The document is complex, but possible actions that can be taken during the different stages are:
Multi-Stage Query Processing Stage 1:
a) Deletion of stop words.
b) Term Stemming
c) Expanding queries to use synonyms and related terms that often co-occur with them.
d) Relevancy scores between a query and each document using one or more scoring algorithms, such as:
….the presence or absence of query term(s), term frequency, Boolean logic fulfillment, query term weights, the popularity of the documents (e.g., a query independent score of the document’s importance or popularity or interconnectedness), the proximity of the query terms to each other, context, attributes, etc.
Multi-Stage Query Processing Stage 2:
Adjacency and Proximity of terms are used to rank documents.
Multi-Stage Query Processing Stage 3:
Term attributes, such as whether terms are in titles, headings, metadata, and have certain font characteristics, are reviewed.
Multi-Stage Query Processing Stage 4:
Generation of snippets to return with results
Other relevance feedback algorithms might be used, such as:
….pseudo-relevance feedback algorithms based on a full document approach (pseudo relevance feedback based on a whole web page), Document Object Model (DOM) segmentation, Vision-based Page Segmentation (VIPS), conceptual relevance feedback using concept lattices, etc.
Multi-stage query processing system and method for use with tokenspace repository
The patent application
Inventors: Jeffrey Adgate Dean, Paul G. Haahr, Olcan Sercinoglu, and Amitabh K. Singhal
US Patent Application 20060036593
Filed: August 13, 2004
Published February 16, 2006
Abstract:
A multi-stage query processing system and method enables multi-stage query scoring, including “snippet” generation, through incremental document reconstruction facilitated by a multi-tiered mapping scheme.
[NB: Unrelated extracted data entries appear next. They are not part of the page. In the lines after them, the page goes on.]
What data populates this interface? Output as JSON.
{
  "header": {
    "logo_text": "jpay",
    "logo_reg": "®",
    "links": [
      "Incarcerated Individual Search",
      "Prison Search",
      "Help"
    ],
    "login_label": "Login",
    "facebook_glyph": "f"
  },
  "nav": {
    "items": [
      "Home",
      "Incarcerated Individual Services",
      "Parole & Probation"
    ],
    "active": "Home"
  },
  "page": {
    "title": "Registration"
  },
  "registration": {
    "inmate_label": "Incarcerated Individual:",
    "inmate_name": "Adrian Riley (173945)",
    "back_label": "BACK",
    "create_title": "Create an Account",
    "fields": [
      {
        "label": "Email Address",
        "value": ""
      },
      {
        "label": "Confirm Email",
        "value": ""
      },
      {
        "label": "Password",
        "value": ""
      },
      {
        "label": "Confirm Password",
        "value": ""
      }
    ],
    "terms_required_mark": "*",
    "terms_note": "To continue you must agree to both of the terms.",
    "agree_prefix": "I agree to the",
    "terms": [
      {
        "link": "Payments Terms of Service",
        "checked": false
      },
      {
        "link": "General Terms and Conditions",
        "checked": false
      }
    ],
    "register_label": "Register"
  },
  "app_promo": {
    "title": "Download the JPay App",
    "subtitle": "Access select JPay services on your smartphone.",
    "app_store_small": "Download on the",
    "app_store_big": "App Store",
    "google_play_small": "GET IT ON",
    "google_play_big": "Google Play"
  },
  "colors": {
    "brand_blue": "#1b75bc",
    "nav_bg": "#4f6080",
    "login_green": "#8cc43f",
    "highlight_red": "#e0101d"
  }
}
At one or more stages of a multi-stage query processing system, a set of relevancy scores is used to select a subset of documents for presentation as an ordered list to a user. The set of relevancy scores can be derived in part from one or more sets of relevancy scores determined in prior stages of the multi-stage query processing system. In some embodiments, the multi-stage query processing system is capable of executing one or more passes on a user query and using information from each pass to expand the user query for use in a subsequent pass to improve the relevancy of documents in the ordered list.
Last Updated July 4, 2019.
The approach is quite interesting. But, I guess, Google must have modified and updated its algorithms to determine relevancy quite a bit since they filed this patent back in 2006.
Hi Robert,
Thanks.
Google has changed around a number of the things they do, and their approaches since this patent application was published, but it’s quite possible that Google is using a multi-staged approach to processing queries that’s probably still similar to what is described in that document. I know they do treat stop words differently, and there may be some other stages as well know, but the basic idea, that queries can be expanded in a number of ways, such as finding appropriate synonyms, and so on, is probably still on point.